Etat de Nature dans lequel la sociabilité est naturelle entre les hommes (= relation jusqu’à
avant la scène de l’auberge) – cf. Rousseau
Affrontement dû à la société et ses inégalités (= relation au début de la scène de l’auberge)
Etat politisé dans lequel la paix est rétablie à l’initiative d’un souverain éclairé (souverain =
hôtesse de l’auberge)
Contrat où le pouvoir est à nouveau réparti mais en tenant compte de la loi naturelle
(seulement esquissé sous forme parodique dans Jacques le fataliste et son maître)
Pour Diderot, un système politique idéal comprend un souverain-interprète de la volonté
générale, éclairé par des élites intellectuels. Ainsi, tout repose sur l’éducation. Chez Diderot, pas
de duel social maître-valet : personne ne gagne.
III. Couple nécessaire :
Diderot : « Jacques et son maître ne sont bons qu’ensemble et ne valent rien séparés ».
III.1) Une relation cordiale.
Ils partagent les mêmes conditions matérielles. Le maître embrasse Jacques, le soigne.
Importance des pronoms possessifs (« son maître », « mon Jacques », etc.)
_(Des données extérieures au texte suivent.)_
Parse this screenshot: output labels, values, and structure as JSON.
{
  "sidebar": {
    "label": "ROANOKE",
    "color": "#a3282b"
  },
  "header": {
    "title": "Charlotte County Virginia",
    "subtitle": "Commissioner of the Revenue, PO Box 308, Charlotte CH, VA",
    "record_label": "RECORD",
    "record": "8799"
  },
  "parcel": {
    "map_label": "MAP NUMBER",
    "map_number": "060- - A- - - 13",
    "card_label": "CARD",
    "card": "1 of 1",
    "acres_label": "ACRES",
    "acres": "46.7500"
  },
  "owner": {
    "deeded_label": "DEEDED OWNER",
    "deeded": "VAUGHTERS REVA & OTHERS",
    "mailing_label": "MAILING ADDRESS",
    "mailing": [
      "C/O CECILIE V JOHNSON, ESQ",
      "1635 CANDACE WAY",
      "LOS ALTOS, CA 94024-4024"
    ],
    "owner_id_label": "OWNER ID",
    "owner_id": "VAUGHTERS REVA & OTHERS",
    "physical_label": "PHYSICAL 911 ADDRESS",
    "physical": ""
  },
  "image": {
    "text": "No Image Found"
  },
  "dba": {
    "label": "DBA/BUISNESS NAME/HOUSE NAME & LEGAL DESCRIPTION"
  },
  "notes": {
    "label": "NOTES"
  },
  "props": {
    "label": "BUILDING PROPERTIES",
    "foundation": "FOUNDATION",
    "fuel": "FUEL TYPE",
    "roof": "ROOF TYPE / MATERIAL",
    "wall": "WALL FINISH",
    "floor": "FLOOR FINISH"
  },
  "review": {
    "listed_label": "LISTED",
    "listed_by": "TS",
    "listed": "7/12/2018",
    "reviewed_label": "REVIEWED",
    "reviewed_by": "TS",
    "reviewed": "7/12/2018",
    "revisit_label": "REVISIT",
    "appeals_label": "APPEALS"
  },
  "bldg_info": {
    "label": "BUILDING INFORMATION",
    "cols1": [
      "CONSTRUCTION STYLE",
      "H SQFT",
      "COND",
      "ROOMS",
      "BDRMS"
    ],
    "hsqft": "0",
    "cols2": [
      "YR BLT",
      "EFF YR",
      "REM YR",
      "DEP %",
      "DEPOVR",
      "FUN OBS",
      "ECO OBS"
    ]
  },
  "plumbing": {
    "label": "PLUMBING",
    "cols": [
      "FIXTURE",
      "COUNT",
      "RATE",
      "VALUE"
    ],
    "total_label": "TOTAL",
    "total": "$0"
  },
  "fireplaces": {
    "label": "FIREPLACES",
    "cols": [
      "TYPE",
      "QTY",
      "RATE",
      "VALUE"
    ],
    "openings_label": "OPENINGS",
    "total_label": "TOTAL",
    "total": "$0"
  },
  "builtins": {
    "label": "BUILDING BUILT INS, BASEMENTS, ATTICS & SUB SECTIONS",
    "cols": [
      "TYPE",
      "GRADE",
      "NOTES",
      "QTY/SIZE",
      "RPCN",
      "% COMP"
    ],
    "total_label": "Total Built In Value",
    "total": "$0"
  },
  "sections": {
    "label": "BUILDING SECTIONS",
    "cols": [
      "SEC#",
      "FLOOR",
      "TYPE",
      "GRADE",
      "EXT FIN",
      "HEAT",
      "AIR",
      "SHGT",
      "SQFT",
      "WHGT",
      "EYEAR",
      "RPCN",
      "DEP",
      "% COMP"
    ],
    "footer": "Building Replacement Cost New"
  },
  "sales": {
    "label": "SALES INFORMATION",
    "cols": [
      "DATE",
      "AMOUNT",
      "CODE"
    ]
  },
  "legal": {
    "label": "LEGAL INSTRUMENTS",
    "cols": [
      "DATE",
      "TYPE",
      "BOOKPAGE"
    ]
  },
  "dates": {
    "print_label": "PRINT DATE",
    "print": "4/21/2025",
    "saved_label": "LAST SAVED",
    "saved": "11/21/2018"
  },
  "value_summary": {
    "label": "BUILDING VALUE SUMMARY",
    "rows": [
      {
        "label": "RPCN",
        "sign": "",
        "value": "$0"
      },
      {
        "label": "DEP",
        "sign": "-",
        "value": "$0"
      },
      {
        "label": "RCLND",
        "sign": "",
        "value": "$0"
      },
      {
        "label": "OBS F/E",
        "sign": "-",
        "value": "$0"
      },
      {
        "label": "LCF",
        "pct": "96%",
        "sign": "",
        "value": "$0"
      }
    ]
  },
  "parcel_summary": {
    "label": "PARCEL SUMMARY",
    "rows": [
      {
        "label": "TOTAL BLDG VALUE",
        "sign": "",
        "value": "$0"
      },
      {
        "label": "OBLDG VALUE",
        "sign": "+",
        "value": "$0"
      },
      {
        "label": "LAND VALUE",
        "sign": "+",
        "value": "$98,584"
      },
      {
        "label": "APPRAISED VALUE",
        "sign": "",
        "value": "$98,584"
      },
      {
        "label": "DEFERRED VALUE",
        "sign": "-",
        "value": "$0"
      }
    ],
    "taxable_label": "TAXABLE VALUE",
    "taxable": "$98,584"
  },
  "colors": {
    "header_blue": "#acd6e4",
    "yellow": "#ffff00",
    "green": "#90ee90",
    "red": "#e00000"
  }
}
III.2) Une relation indispensable au débat philosophique.
Jacques incarne le fatalisme et le maître le libre arbitre, mais les théories se s’opposent pas
directement, elles se complètent et s’enrichissent mutuellement, d’où l’avancée de la pensée. Or,
ce qui intéresse Diderot, c’est la dynamique de la philosophie, l’échange.
III.3) Une relation qui reflète les rapports entre l’auteur et le lecteur.
Lecteur = le maître : il aimerait bien que Jacques poursuive le récit de ses amours.
Diderot = Jacques : il bouscule sans cesse le lecteur / le maître.
Jacques mène son maître ; Diderot mène son lecteur.
Relation indispensable au récit : à la fin, les persos séparés, l’histoire ne peut survivre.
Le débat philosophique
Question centrale de l’œuvre et du débat : « Est-ce que nous menons le destin ou est-ce le
destin qui nous mène ? ». Problème insolvable par une théorie, car multiplicité des voies et des
voix : on ne peut pas être catégorique sur le fatalisme de Jacques, le libre-arbitre du maître et
l’entre-deux de Diderot.
I. L’objet du débat :
I.1) La logique du vivant.
Diderot proche d’Ovide mais différent des autres philosophes des Lumières, déistes.
Diderot = athée et matérialiste (lignée d’Epicure et de Lucrèce). Diderot ne suit pas Leibniz et
Spinoza (croyants), démystification de la religion (prière bouffonne de Jacques) : l’homme est un
tas d’organes, au même titre qu’un animal (comparaison incessante homme/cheval).
Diderot est sensualiste (la réflexion naît de la sensation et non de la raison ; il faut éprouver
pour connaître et dire).
I.2) De ce matérialisme découle une interrogation sur la morale.
Bien absolu et mal absolu n’existent pas.
Les conséquences du mal peuvent être un bien et inversement.
La seule morale naturelle est l’instinct de conservation individuel (d’où découle l’instinct
sexuel cf. Fable de la Gaine et du Coutelet)
Ce qui est grave dans notre société, c’est de confondre lois naturelles et religieuses (cf.
l’histoire du Père Hudson ; le célibat des prêtres est contre-nature et produit des perversions)
I.3) Fatalisme et liberté.
Jacques se dit fataliste et énonce la philosophie de son capitaine qui « sait Spinoza par
cœur », mais est contradictoire dans son attitude très spontanée et très libre.
Le maître se dit officiellement suivre le libre-arbitre, mais subit ce qui lui arrive et est
complètement dépendant de jacques.
Importance du hasard qui mène Jacques et son maître, à l’encontre du déterminisme.
Pour Diderot, il faut accepter la coexistence de plusieurs réseaux de signification : le
lecteur est invité à s’interroger et non pas à se laisser embrigader dans une interprétation.
II. Des questions à l’épreuve des exemples et de la vie :
II.1) Chaque anecdote/récit/digression est une sorte de fable qui prête à réflexion.
On peut rattacher chaque récit à un thème philosophique.
Le récit central de Mme de la Pommeraye et l’échange sui s’en suit donne le mode
d’emploi de la réflexion : 1ère interprétation de l’hôtesse, contestée par le maître, puis par
Jacques, et enfin par Diderot lui-même.
II.2) Les interruptions discursives ont une fonction maïeutique.
Chez Diderot, paradoxe = méthode de pensée et de créativité. Diderot propose plus une
méthode de réflexion qu’une philosophie. C’est d’autant plus convaincant que c’est sincère :
Diderot est quelqu’un qui se cherche.